TypeScript: Performance regression from #48044

Bug Report

It seems like a fairly significant performance regression was introduced in this https://github.com/microsoft/TypeScript/pull/48044, which was shipped in TS 4.7. In TS 4.6, it takes ~30 seconds to run yarn tsc in our repo, and the reported strict subtype cache size is 24_011. In TS 4.7, it takes 75+ seconds to run yarn tsc (~2.5x longer than previous), and the reported strict subtype cache size is 122_778 (~5x larger than previous).

I verified that it was that specific PR that regressed the performance by taking a locally-installed 4.6.4 and applying the changes from that PR directly.

Another symptom is that several types (mostly spreads of objects into others) are now reporting as “Expression produces a union type that is too complex to represent.”

🔎 Search Terms

Expression produces a union type that is too complex to represent, strict subtype cache size

🕗 Version & Regression Information

Version Time Strict Subtype Cache Size
4.6.4 33s 24011
4.7.3 75s 122778
4.9.4 77s 122869
5.0.0-dev.20230120 78s 122869

💻 Code

I haven’t been able to narrow down a minimal reproduction of this issue, but if someone points me in the right direction I’m happy to work on it.

🙁 Actual behavior

Running yarn tsc --noEmit --extendedDiagnostics takes ~75 seconds in our repo, with a Strict subtype cache size of 122778.

🙂 Expected behavior

Running yarn tsc --noEmit --extendedDiagnostics takes ~30 seconds in our repo, with a Strict subtype cache size of 24011.

About this issue

  • Original URL
  • State: closed
  • Created a year ago
  • Reactions: 1
  • Comments: 45 (22 by maintainers)

Most upvoted comments

That might be enough, actually. By modifiying it a bit to try and make it worse (but not enough to make it go to string), I can get the test to take a good 5-6 seconds on my machine, wheras in v4.6, it takes under a second.

type R = `${number}a` & {
    _thing: true;
};

type _S = "1" | "2" | "3" | "4" | "5" | "6";

type S = `${_S}${_S}${_S}`;


type T = R | S;
type X = `${T} ${T}`;

export type Props = Partial<{
    x: X;
}>;

const a1: Props = {};
const a2: Props = {};

const b = { ...a1, ...a2 };

export { b };

One last to test, for now, which is #53406 now that main has #53413, so we can test both together: https://github.com/microsoft/TypeScript/pull/53406#issuecomment-1478631677

#53413 will show up in a bit; that’s the one I’m actually going to merge first as I think it’s most of the problem with this perf problem as it addresses spreading. I’ll be interested if you can compare the cache sizes afterwards.

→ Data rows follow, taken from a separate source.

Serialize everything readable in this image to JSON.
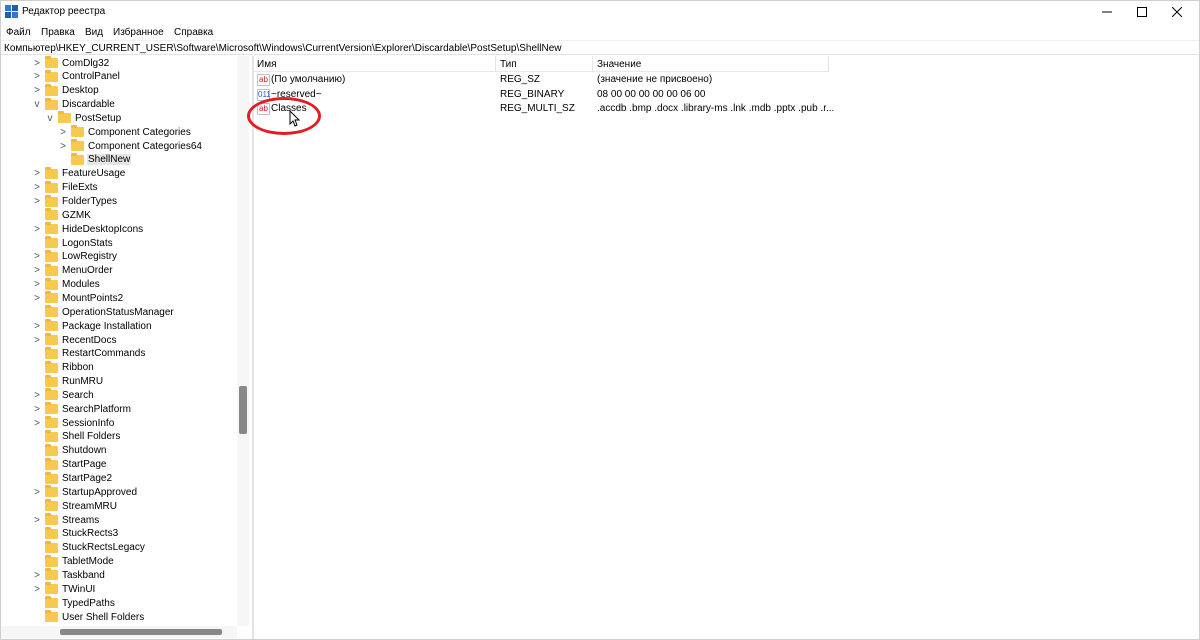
{
  "window": {
    "title": "Редактор реестра",
    "icon": "regedit-icon",
    "controls": {
      "minimize": "—",
      "maximize": "☐",
      "close": "✕"
    }
  },
  "menu": [
    "Файл",
    "Правка",
    "Вид",
    "Избранное",
    "Справка"
  ],
  "address": "Компьютер\\HKEY_CURRENT_USER\\Software\\Microsoft\\Windows\\CurrentVersion\\Explorer\\Discardable\\PostSetup\\ShellNew",
  "tree": {
    "items": [
      {
        "label": "ComDlg32",
        "expander": ">"
      },
      {
        "label": "ControlPanel",
        "expander": ">"
      },
      {
        "label": "Desktop",
        "expander": ">"
      },
      {
        "label": "Discardable",
        "expander": "v"
      },
      {
        "label": "PostSetup",
        "expander": "v"
      },
      {
        "label": "Component Categories",
        "expander": ">"
      },
      {
        "label": "Component Categories64",
        "expander": ">"
      },
      {
        "label": "ShellNew",
        "expander": "",
        "selected": true
      },
      {
        "label": "FeatureUsage",
        "expander": ">"
      },
      {
        "label": "FileExts",
        "expander": ">"
      },
      {
        "label": "FolderTypes",
        "expander": ">"
      },
      {
        "label": "GZMK",
        "expander": ""
      },
      {
        "label": "HideDesktopIcons",
        "expander": ">"
      },
      {
        "label": "LogonStats",
        "expander": ""
      },
      {
        "label": "LowRegistry",
        "expander": ">"
      },
      {
        "label": "MenuOrder",
        "expander": ">"
      },
      {
        "label": "Modules",
        "expander": ">"
      },
      {
        "label": "MountPoints2",
        "expander": ">"
      },
      {
        "label": "OperationStatusManager",
        "expander": ""
      },
      {
        "label": "Package Installation",
        "expander": ">"
      },
      {
        "label": "RecentDocs",
        "expander": ">"
      },
      {
        "label": "RestartCommands",
        "expander": ""
      },
      {
        "label": "Ribbon",
        "expander": ""
      },
      {
        "label": "RunMRU",
        "expander": ""
      },
      {
        "label": "Search",
        "expander": ">"
      },
      {
        "label": "SearchPlatform",
        "expander": ">"
      },
      {
        "label": "SessionInfo",
        "expander": ">"
      },
      {
        "label": "Shell Folders",
        "expander": ""
      },
      {
        "label": "Shutdown",
        "expander": ""
      },
      {
        "label": "StartPage",
        "expander": ""
      },
      {
        "label": "StartPage2",
        "expander": ""
      },
      {
        "label": "StartupApproved",
        "expander": ">"
      },
      {
        "label": "StreamMRU",
        "expander": ""
      },
      {
        "label": "Streams",
        "expander": ">"
      },
      {
        "label": "StuckRects3",
        "expander": ""
      },
      {
        "label": "StuckRectsLegacy",
        "expander": ""
      },
      {
        "label": "TabletMode",
        "expander": ""
      },
      {
        "label": "Taskband",
        "expander": ">"
      },
      {
        "label": "TWinUI",
        "expander": ">"
      },
      {
        "label": "TypedPaths",
        "expander": ""
      },
      {
        "label": "User Shell Folders",
        "expander": ""
      }
    ]
  },
  "list": {
    "columns": [
      "Имя",
      "Тип",
      "Значение"
    ],
    "rows": [
      {
        "icon": "sz",
        "icon_text": "ab",
        "name": "(По умолчанию)",
        "type": "REG_SZ",
        "value": "(значение не присвоено)"
      },
      {
        "icon": "bin",
        "icon_text": "011",
        "name": "~reserved~",
        "type": "REG_BINARY",
        "value": "08 00 00 00 00 00 06 00"
      },
      {
        "icon": "sz",
        "icon_text": "ab",
        "name": "Classes",
        "type": "REG_MULTI_SZ",
        "value": ".accdb .bmp .docx .library-ms .lnk .mdb .pptx .pub .r..."
      }
    ]
  },
  "colors": {
    "highlight": "#e31b23",
    "folder": "#f7c94e",
    "selection": "#e5e5e5"
  }
}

After staring at this for a while, I’m at a loss for a way to speed this up; we’re now actually traversing the intersections whereas before, we weren’t. This example in particular turns into a combinatorial explosion after #48044, which I didn’t really see coming at the time.

I’m not sure what the path forward is at the moment, besides reverting that PR (or doing nothing), but I’ll keep trying.